I can't listen to music too often. It makes you want to s...
I can't listen to music too often. It makes you want to say stupid, nice things. Said Lenin.
Living in a single attic room at The Hague for the last seven years before his death at forty-four, Spinoza was known to sometimes go as long as three months without once stepping out of doors.
Nothing preposterous can ever be said that hasn't already been said by one of the philosophers. Said Cicero.
How many things there are in this world that I do not want. Said Socrates, strolling through a marketplace in Athens.
Melville, late along, possessed no copies of his own books.
Very great is the number of the stupid. Said Galileo.
Rank vegetable growth, Rebecca West called the sentences of Henry James. One feels that if one took cutting of them one could raise a library in the garden.
O, what a number of lies this young man has told about me. Said Socrates, the first time he heard Plato read one of his dialogues. Says a legend recorded by Diogenes Laertius.
The only writing I've ever been jealous of. Said Woolf of Mansfield.
Keep apart, keep apart and preserve one's soul alive - that is the teaching of the day. It is ill to have been born in these times, but one can make a world within a world. Wrote George Gissing.
As if written illegally, under fear of the police. Bertold Brecht said of Kafka's fiction.
In a letter from Florence Hardy, mentioning that her husband is at his desk: Writing an intensely dismal poem with great spirits.
A Wayward Nun, Dickinson called herself.
I like a view but I like to sit with my back to it. Said Gertrude Stein.
Copies of all the now long lost plays of Sophocles and Euripides still existed at Constantinople until 1203. When the city's churches and libraries were indiscriminately ravaged and torched by the abortive Fourth Crusade.
The value of a classical education, according to a mid nineteenth-century dean of Christ Church, Oxford, one Thomas Gaisford: That it enables us to look down with contempt on those who have no shared its advantages.
We have to believe in free will. We've got no choice. Said Isaac Bashevis Singer.
Byron, briefly, on Southey: Twaddle. On Wordsworth: Drivel. On Keats: Flay him alive.
There's nothing to say that hasn't been said before.
We say nothing but what has been said; the composition and method is ours only. Says Burton in the Enuuch.
Mendelssohn on Liszt: Few brains.
One should always read with a pen in one's hand. Says Delacroix in the Journals.
Tchaivoksky, leaving Bayreuth after the first full four-day performance of The Ring: As if I'd been let out of prison.
[Dostoevsky], while writing The Idiot. They demand from me artistic finish, the purity of poetry, and they point to Turgenev and Goncharov. Let them take a look at the conditions under which I work.
Tolstoy, in his diary, on George Bernard Shaw: His trviliality is astounding.
The world as perceived by Rimbaud: Full of grocers.
God does not inhabit healthy bodies. Said Saint Hildegard of Bingen.
Pound on Milton: Disgusting, coarse-minded, asinine. On Dryden: A lunkhead.
When Chagall paints you do not know if he is asleep or awake. Somewhere or other inside his head there must be an angel.
Lawrence Sterne's love letters to his mistress: Which he sometimes copied word for word from letters he had earlier written his wife.
A latrine, Baudelaire called George Sand.

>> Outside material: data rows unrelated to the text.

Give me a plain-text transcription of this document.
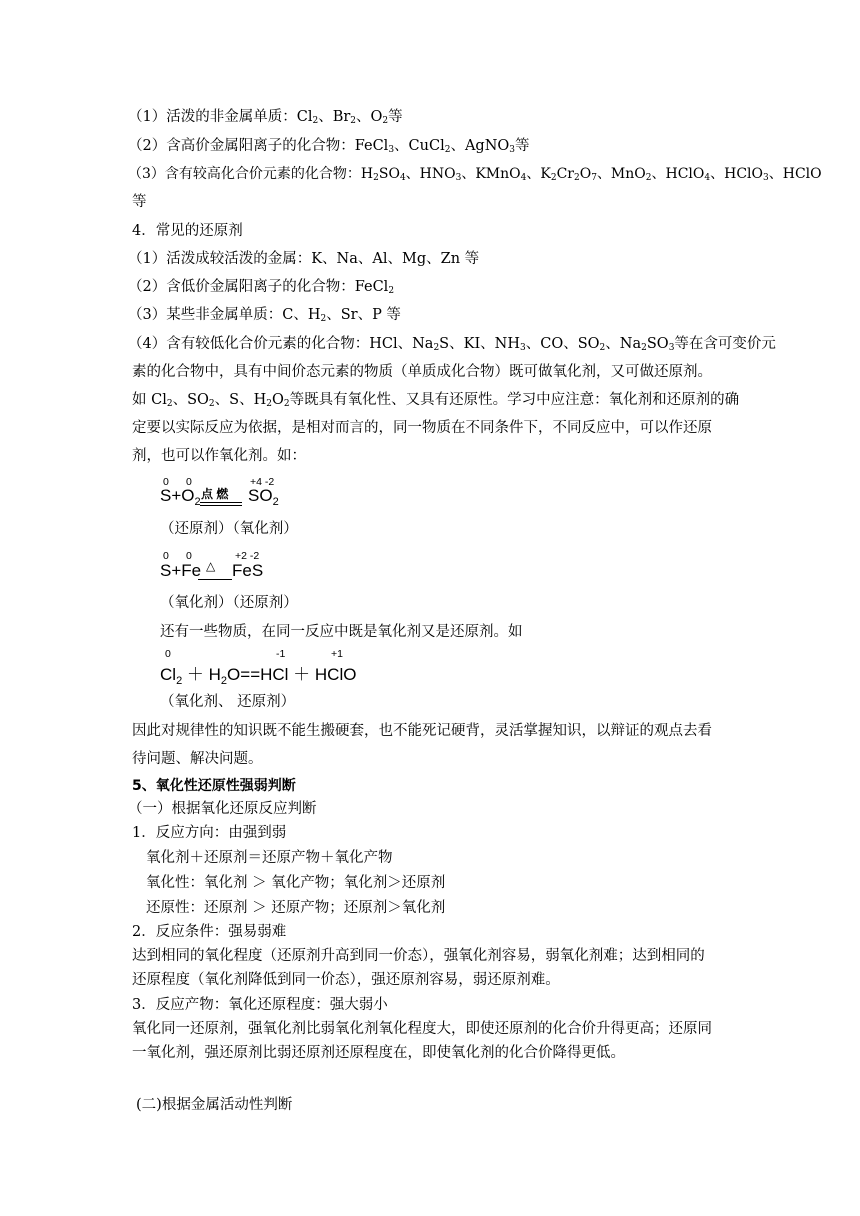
（1）活泼的非金属单质：$Cl_2$、$Br_2$、$O_2$等
（2）含高价金属阳离子的化合物：FeCl$_3$、CuCl$_2$、AgNO$_3$等
（3）含有较高化合价元素的化合物：$H_2SO_4$、$HNO_3$、KMnO$_4$、$K_2Cr_2O_7$、MnO$_2$、HClO$_4$、HClO$_3$、HClO
等
4．常见的还原剂
（1）活泼成较活泼的金属：K、Na、Al、Mg、Zn 等
（2）含低价金属阳离子的化合物：FeCl$_2$
（3）某些非金属单质：C、$H_2$、Sr、P 等
（4）含有较低化合价元素的化合物：HCl、$Na_2S$、KI、$NH_3$、CO、$SO_2$、$Na_2SO_3$等在含可变价元
素的化合物中，具有中间价态元素的物质（单质成化合物）既可做氧化剂，又可做还原剂。
如 $Cl_2$、$SO_2$、S、$H_2O_2$等既具有氧化性、又具有还原性。学习中应注意：氧化剂和还原剂的确
定要以实际反应为依据，是相对而言的，同一物质在不同条件下，不同反应中，可以作还原
剂，也可以作氧化剂。如：
0 0	+4 -2
$S+O_2$
点 燃 $SO_2$
（还原剂）（氧化剂）
0 0	+2 -2
S+Fe △ FeS
（氧化剂）（还原剂）
还有一些物质，在同一反应中既是氧化剂又是还原剂。如
0	-1	+1
$Cl_2 + H_2O==HCl$ ＋ HClO
（氧化剂、 还原剂）
因此对规律性的知识既不能生搬硬套，也不能死记硬背，灵活掌握知识，以辩证的观点去看
待问题、解决问题。
5、氧化性还原性强弱判断
（一）根据氧化还原反应判断
1．反应方向：由强到弱
氧化剂＋还原剂＝还原产物＋氧化产物
氧化性：氧化剂 ＞ 氧化产物；氧化剂＞还原剂
还原性：还原剂 ＞ 还原产物；还原剂＞氧化剂
2．反应条件：强易弱难
达到相同的氧化程度（还原剂升高到同一价态），强氧化剂容易，弱氧化剂难；达到相同的
还原程度（氧化剂降低到同一价态），强还原剂容易，弱还原剂难。
3．反应产物：氧化还原程度：强大弱小
氧化同一还原剂，强氧化剂比弱氧化剂氧化程度大，即使还原剂的化合价升得更高；还原同
一氧化剂，强还原剂比弱还原剂还原程度在，即使氧化剂的化合价降得更低。
(二)根据金属活动性判断
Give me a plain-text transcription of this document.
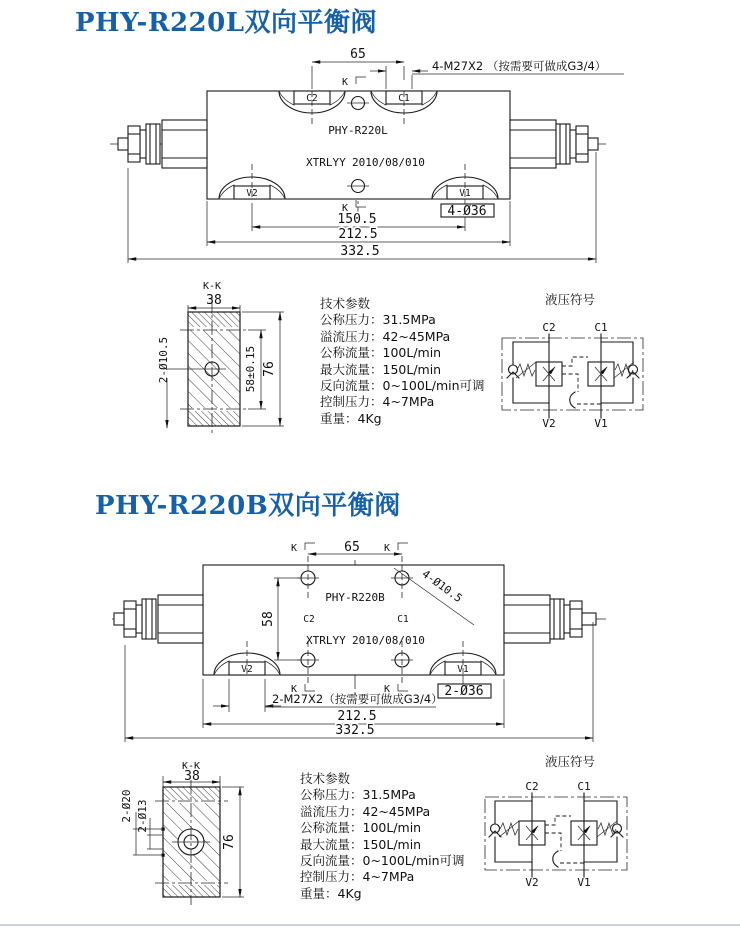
PHY-R220L双向平衡阀
PHY-R220B双向平衡阀
技术参数
公称压力：31.5MPa
溢流压力：42~45MPa
公称流量：100L/min
最大流量：150L/min
反向流量：0~100L/min可调
控制压力：4~7MPa
重量：4Kg
技术参数
公称压力：31.5MPa
溢流压力：42~45MPa
公称流量：100L/min
最大流量：150L/min
反向流量：0~100L/min可调
控制压力：4~7MPa
重量：4Kg
C2	C1
V2	V1
K
K
65
4-M27X2 （按需要可做成G3/4）
4-Ø36
150.5
212.5
332.5
PHY-R220L
XTRLYY 2010/08/010
K-K
38
2-Ø10.5	58±0.15 76
液压符号
C2	C1
V2	V1
K	K
K	K
65
58
4-Ø10.5
PHY-R220B
XTRLYY 2010/08/010
C2	C1
V2	V1
2-Ø36
2-M27X2（按需要可做成G3/4）
212.5
332.5
K-K
38
2-Ø20 2-Ø13
76
液压符号
C2	C1
V2	V1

Diogenes, explaining why people give to beggars, but not to philosophers: Because they think it possible that they themselves might become lame and blind, but they do not expect to turn out philosophers.
Dante tires one quickly. It is like looking at the sun. Said Joyce.
A stupid man's report of what a clever man says is never accurate, because he unconsciously translates what he hears into something he can understand. Said Russell.
Woolf: I have the feeling that I shall go mad. I hear voices and cannot concentrate on my work. I have fought against it, but cannot fight any longer.
Putridity and corruption. Said Kierkegaard re [Hegel's lectures, published version].
According to his own wish, Liszt's funeral was conducted without music.
All sorrows can be borne if you put them into a story. Said Isak Dinesen.
I left my capacity for hoping on the little roads that led to Zelda's sanatoriums. Said Scott.
My memory and intellect have gone to wait for me elsewhere. Wrote Michaelangelo to Vasari at eighty-three.